それから数日して再び森を訪れた時、あの狼の子どもが他の肉食獣に殺られたことを知った。ばらばらに引き裂かれた死体。他の足より短かく、変形したうしろ足。やはり生きてはいけなかったのだ。俺が奴に施したことは本当に正しかったのだろうか。一瞬でも喜びをもたらしたか。それとも、俺に付いて来れば分け前をもらえると、堕落させたか。強くなければ生きられない。野生でも、人間の社会でも……。弱い者を助けることが何故逆の結果を生むのだろう。護ろうとして行ったことへの報復。俺が間違っていたのだろうか。それとも世間が……。
結論はすぐそこに用意されていた。

山小屋は荒らされていた。少女を撃ったあの狩人が戻って来たのだ。小屋の外ではポインターが2匹。戸口近くのくいに繋がれていた。

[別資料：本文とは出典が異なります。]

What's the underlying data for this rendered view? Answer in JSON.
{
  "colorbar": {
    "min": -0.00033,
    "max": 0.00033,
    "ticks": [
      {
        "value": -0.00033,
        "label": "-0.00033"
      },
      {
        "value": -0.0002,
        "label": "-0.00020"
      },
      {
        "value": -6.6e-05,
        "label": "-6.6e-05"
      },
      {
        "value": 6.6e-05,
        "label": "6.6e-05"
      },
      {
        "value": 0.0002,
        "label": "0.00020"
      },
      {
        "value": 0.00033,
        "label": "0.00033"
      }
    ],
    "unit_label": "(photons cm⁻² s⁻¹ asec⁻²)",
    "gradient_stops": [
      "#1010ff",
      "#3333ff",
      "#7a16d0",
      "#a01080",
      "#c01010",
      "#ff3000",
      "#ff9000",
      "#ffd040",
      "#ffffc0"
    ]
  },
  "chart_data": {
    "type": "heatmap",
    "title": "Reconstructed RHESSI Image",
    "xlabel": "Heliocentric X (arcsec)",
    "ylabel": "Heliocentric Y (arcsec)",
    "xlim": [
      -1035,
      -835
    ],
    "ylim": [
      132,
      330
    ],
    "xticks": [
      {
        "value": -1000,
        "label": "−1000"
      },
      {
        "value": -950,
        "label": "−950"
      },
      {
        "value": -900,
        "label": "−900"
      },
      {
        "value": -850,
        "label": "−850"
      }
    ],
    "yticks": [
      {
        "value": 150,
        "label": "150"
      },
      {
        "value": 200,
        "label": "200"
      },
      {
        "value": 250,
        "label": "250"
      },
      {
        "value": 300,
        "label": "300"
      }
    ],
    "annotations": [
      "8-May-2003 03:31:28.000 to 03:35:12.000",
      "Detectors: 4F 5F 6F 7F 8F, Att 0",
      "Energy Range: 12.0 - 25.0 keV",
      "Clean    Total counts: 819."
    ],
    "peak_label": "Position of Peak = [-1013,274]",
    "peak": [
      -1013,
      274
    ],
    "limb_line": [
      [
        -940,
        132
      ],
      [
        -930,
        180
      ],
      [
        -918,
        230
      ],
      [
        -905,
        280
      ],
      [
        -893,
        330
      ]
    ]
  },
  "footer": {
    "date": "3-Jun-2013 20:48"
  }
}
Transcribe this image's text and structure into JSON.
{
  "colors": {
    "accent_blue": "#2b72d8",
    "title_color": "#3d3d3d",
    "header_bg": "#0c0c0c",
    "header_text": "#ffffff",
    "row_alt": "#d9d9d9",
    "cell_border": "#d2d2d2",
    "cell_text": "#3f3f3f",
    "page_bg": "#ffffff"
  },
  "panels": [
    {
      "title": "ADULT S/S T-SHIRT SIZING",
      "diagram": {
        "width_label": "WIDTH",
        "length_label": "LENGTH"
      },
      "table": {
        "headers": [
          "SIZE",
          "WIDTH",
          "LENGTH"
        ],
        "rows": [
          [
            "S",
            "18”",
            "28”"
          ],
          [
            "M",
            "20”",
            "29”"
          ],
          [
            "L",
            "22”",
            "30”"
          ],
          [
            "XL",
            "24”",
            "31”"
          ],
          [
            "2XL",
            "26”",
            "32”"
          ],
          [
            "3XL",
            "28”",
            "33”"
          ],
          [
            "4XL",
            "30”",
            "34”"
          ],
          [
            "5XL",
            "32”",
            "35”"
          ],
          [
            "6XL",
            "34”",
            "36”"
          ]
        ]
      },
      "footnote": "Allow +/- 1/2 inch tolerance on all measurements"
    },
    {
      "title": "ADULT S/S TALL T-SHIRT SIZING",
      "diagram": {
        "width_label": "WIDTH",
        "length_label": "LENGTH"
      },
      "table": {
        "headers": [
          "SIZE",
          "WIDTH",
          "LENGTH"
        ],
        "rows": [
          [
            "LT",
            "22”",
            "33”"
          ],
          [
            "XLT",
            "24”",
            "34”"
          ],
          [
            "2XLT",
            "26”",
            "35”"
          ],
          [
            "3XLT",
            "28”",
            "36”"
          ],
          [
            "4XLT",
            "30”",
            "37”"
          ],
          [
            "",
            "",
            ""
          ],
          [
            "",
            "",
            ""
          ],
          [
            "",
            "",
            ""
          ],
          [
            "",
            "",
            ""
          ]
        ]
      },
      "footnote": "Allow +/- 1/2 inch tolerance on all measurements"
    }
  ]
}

そして、臆病な狩人は小屋に押し込み、彼女を犯した。
結論はすぐそこにあったのだ。
「連れて帰ればよかった」
入り口に立ったまま俺は言った。ぎょっとして振り向く男。そこにあった食料をたっぷり胃袋に詰めて、男の顔はてらてらと赤く輝いて見えた。半裸にうつ伏せていた彼女の顔は炎に照らされて青く透けている。
「たとえどんなに拒まれたとしても、連れて帰ればよかった」
燃える炎の陰影を纏い、憎しみの銃弾が火を噴いた。